Puerto
Iguazu Foz do Iguazu’ya göre karşılaştırılmayacak kadar sıcak ve sevimli bir
kasaba.. İnsanlar da farklı; her şeyden önemlisi daha güler yüzlü ve kesinlikle
yardım severler.. Her yer
yemyeşil, evler bahçe içinde ve neredeyse hiç yüksek bina görmedik.. İspanyolca
ile çat pat da olsa kendimizi ifade edebiliyoruz ; o garip Portekizceden
kurtulduk; üstelik İngilizceyi de tamamen reddetmiyor bildikleri kadarıyla
yardımcı olmaya çalışıyorlar.. Hatta dönünceye kadar Türkçe bile
öğretebileceğimize inandık bu insanlara:) Şu anda hostele dönmüş durumdayız
saat 20.10 ve hava hala aydınlık; güneş çamaşırlarımızı kurutacak galiba.. Bu
arada buradaki hostele kişi başı 95 AR$ ödüyoruz.
Yarın sabah
erkenden kalkıp kahvaltı yapar yapmaz terminale gideceğiz ve çantalarımızı
emanete bırakıp doğruca İguazu şelalelerine (Cataratas) giden otobüse
atlayacağız. Arjantin tarafında Rio Uruguay firması bu konuda tekelleşmiş ve ne
yazık ki başka firma yok.. Her 20 dk’da bir otobüs kalkıyor ve fiyatı tek yön
kişi başı 25 pezo (10 TL gibi) yani Arjantin tarafından şelalelerin ziyaret
fiyatı 2 kişi için 140 TL.
Akşama geri
dönebilirsek saat 17.45 otobüsü ile Buenos Aires için yola çıkacağız. Cama
denilen yataklı otobüslerle yaklaşık 17 saat sürecek bir yolumuz var. Kişi başı
573 pezo tutuyor; semi-cama dedikleri de zaten 535 pezo yani 35-40 pezo için rahatsız 17 saat yolculuğa
değmez!! Diyerek biletlerimizi cama
alıyoruz. Bu yolculukta otobüste tuvalet, kahvaltı, akşam yemeği, sıcak/soğuk
içecek ve alkollü içki var dolayısıyla orada burada durup gelişteki gibi zaman
kaybı olmayacağını düşünüyoruz.
1
Aralık 2012.. Iguazu
Şelaleleri ve içinde yeraldığı Iguazu Milli Parkı gerçekten insanın nefesini
kesen, kontrolsüz çığlık atma ihtiyacı uyandıran ve ifade edilmesi zor bir
mutluluk, böyle "yaşasııııınnnnnn" "heeeeyyyyyyy" gibi
birbirini takip eden şeyler söyleten bir yer.. Dün aldığımız karar üzerine
geziyi bugüne ertelememiz çok doğru olmuş; zira öyle birkaç saate
sığdırılabilecek bir deneyim değil.
Sabah saat 07.30’da kalkıp kahvaltı
yaptıktan sonra dün planladığımız gibi çantaları emanete bırakıp saat
08.30’daki Caracatas (Şelaleler) otobüsüne yetiştik.
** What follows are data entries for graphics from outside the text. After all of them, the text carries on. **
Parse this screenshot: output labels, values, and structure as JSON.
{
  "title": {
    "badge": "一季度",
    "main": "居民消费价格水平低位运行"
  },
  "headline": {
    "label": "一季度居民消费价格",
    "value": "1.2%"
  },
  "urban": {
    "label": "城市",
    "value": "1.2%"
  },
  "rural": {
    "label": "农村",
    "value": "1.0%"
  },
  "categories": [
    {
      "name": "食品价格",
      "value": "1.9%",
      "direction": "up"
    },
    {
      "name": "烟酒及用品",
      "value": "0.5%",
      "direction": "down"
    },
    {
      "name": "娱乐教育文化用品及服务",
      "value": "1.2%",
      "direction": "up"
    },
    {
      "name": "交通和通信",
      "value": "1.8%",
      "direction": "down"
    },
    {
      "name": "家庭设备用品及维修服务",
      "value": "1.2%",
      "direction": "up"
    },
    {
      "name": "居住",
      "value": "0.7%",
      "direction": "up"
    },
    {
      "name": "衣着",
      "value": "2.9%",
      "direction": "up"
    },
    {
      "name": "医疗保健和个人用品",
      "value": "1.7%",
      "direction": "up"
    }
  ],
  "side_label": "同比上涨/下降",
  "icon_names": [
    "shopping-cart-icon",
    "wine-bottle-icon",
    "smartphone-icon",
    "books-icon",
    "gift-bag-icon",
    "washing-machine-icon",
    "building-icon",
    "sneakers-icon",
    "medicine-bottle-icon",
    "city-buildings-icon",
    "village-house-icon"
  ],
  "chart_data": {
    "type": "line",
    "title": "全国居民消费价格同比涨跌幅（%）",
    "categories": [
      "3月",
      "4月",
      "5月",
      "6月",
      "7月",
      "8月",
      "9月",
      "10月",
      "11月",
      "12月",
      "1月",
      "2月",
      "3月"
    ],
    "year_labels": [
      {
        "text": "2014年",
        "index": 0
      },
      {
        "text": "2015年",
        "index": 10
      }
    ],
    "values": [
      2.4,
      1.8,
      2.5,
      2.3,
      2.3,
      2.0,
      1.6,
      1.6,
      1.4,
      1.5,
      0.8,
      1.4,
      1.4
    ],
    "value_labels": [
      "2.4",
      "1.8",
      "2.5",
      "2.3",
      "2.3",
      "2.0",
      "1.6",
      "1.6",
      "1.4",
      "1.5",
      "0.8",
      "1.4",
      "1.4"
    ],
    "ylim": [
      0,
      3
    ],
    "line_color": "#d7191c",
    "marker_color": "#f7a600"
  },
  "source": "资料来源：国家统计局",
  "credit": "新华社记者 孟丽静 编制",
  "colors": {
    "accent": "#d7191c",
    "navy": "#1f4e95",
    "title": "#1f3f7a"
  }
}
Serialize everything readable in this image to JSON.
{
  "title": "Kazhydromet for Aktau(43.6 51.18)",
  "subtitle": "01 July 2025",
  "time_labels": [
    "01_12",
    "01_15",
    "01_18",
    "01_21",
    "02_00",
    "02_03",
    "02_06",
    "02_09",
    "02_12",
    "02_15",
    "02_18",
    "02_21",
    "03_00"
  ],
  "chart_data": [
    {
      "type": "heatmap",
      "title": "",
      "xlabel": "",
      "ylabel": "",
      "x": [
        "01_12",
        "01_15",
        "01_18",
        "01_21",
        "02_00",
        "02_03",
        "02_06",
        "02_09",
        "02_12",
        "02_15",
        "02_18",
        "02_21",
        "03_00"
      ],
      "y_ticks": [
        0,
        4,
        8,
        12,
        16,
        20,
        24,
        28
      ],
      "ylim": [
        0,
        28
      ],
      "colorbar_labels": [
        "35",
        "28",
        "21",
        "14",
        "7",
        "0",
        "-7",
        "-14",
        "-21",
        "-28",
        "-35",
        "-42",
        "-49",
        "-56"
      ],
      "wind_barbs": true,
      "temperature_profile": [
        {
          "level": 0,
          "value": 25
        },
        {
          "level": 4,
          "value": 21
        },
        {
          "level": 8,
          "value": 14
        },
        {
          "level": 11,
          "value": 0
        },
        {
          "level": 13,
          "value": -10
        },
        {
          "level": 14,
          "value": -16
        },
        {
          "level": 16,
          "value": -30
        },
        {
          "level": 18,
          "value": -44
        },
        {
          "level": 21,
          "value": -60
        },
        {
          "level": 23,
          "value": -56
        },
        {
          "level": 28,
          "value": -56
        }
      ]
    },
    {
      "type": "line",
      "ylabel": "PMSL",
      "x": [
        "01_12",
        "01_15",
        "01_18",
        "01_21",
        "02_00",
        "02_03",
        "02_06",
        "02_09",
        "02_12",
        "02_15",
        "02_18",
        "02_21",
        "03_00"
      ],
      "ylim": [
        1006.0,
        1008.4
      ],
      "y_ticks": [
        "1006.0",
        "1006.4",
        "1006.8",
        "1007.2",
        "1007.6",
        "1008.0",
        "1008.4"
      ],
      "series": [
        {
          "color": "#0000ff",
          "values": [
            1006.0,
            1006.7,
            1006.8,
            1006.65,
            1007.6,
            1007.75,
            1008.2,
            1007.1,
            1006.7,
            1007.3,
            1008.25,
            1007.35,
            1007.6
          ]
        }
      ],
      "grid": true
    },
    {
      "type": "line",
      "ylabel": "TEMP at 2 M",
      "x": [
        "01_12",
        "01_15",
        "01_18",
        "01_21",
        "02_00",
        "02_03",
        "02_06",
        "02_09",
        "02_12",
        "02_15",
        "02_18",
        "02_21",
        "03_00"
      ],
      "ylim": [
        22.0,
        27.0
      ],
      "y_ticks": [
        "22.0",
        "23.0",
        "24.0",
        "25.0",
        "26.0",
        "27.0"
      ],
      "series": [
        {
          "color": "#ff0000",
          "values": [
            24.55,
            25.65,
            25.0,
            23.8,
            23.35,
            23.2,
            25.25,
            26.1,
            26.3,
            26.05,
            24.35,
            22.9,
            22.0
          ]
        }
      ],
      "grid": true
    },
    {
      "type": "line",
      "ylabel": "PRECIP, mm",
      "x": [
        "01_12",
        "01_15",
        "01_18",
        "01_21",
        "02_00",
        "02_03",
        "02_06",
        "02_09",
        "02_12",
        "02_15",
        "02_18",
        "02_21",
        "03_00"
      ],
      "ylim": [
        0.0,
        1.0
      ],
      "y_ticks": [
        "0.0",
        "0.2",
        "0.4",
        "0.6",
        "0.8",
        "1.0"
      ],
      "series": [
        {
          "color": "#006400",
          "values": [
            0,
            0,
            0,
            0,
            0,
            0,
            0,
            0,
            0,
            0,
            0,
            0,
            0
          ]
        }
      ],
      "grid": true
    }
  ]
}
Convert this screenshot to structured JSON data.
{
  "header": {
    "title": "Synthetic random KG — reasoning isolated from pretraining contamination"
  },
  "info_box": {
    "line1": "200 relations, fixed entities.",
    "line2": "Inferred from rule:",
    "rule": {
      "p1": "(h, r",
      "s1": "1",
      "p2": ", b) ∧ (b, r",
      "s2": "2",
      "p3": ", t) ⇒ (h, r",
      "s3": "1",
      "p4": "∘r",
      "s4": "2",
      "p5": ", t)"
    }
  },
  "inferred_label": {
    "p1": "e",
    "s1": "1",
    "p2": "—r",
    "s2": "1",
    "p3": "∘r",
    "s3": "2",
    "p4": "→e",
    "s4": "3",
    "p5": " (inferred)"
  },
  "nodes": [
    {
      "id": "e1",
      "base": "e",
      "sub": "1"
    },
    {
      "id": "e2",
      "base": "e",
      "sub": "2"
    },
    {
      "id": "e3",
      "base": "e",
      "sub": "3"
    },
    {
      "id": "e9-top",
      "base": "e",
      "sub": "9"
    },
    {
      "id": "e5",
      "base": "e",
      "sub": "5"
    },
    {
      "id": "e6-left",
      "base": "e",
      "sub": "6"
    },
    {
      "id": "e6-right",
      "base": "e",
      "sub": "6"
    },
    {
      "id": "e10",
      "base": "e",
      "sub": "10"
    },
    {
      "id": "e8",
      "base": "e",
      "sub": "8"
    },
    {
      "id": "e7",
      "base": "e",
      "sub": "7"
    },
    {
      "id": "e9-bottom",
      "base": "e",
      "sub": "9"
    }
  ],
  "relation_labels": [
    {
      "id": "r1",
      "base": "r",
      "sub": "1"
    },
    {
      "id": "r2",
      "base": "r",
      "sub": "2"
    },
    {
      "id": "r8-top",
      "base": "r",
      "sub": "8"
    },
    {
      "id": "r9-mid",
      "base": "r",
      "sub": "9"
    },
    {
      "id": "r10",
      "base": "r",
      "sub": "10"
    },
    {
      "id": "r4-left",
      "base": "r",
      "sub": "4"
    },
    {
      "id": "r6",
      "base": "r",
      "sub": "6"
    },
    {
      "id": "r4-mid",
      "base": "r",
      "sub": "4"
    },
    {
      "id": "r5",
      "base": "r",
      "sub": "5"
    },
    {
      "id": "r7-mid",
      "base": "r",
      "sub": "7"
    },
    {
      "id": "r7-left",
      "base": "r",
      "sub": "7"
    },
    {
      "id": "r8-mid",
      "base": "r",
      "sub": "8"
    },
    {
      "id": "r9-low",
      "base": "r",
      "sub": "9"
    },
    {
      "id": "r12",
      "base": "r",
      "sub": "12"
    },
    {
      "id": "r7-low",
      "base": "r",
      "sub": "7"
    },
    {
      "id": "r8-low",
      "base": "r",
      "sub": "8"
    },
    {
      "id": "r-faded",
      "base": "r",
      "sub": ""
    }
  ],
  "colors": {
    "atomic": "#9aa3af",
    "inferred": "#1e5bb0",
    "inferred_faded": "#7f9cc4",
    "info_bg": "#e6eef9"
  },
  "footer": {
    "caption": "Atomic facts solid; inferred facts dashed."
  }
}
Yaklaşık yarım saat süren
bir seyahat ile Iguazu Milli Parkı’nın girişine geldik. Giriş biletlerimizi
aldıktan sonra akşam Buenos Aires’e gitmeyi planladığımız için bizce bu gezinin
en önemli bölümü olan Şeytanın Gırtlağı’nı yani Garganta Del Diablo’yu görmek
üzere trene bindik.
Tam “iyi ki sabah erken geldik iyi ettik
bak o kadar da kalabalık değilmiş” falan derken ilk durağa vardık ve bindiğimiz
bu trenin asıl tren olmadığını, bizi ana istasyona getiren aktarma treni
olduğunu anladık. Burası aktarma
istasyonu gibi bir yer. Burada herkes iniyor ve ister Garganta Del Diablo’ya
gidecek diğer trene binmek üzere sıraya giriyor ister diğer şelaleleri görmek
üzere trail denen yürüyüş yollarına geçiyor. Bu yollar alt ve üst yol (superiortrail
ve lower trail) olmak üzere ikiye ayrılıyor; üst yoldan gidildiğinde
şelalelerin üst tarafından manzaraya hakim oluyorsunuz, alt yoldan gittiğinizde
de şelalelerin yukarıdan aşağıya düşüş manzarasına.. Seçim sizin.. Vaktiniz
varsa her ikisini de yapın derim ama yoksa bizim gibi alt yolu tercih etmenizi
öneririm; zira yukarıdan aşağıya müthiş bir güçle dökülen suların manzarası
müthiş!! İnsanda gerçekten hayranlık oluşturan bir doğa harikası bu. Çıkan su
damlacıklarından oluşan sis bulutu içinde sırılsıklam ouyorsunuz.. Hele de
bizim gibi sıcak bir havada oradaysanız bu serinlik muhteşem!!
Evet nerede kalmıştık?? Biz istasyonda
indik ve Şeytanın Gırtlağı’na gitmek üzere sıraya girdik. Sıra derken dünyanın
77 memleketinden 777 kişinin olduğu bir sıraya ilave olduk:)
Sabah olmasına rağmen bunca insan nasıl
toplandı anlayamadık ama muhtemelen onlarca tur otobüsüyle erken saatlerde
yollara düşmüşlerdi.. Yaklaşık yarım saat kırk beş dakika sırada bekledikten
sonra gelen 2.trene binebildik ve Garganta Del Diablo istasyonunda indik.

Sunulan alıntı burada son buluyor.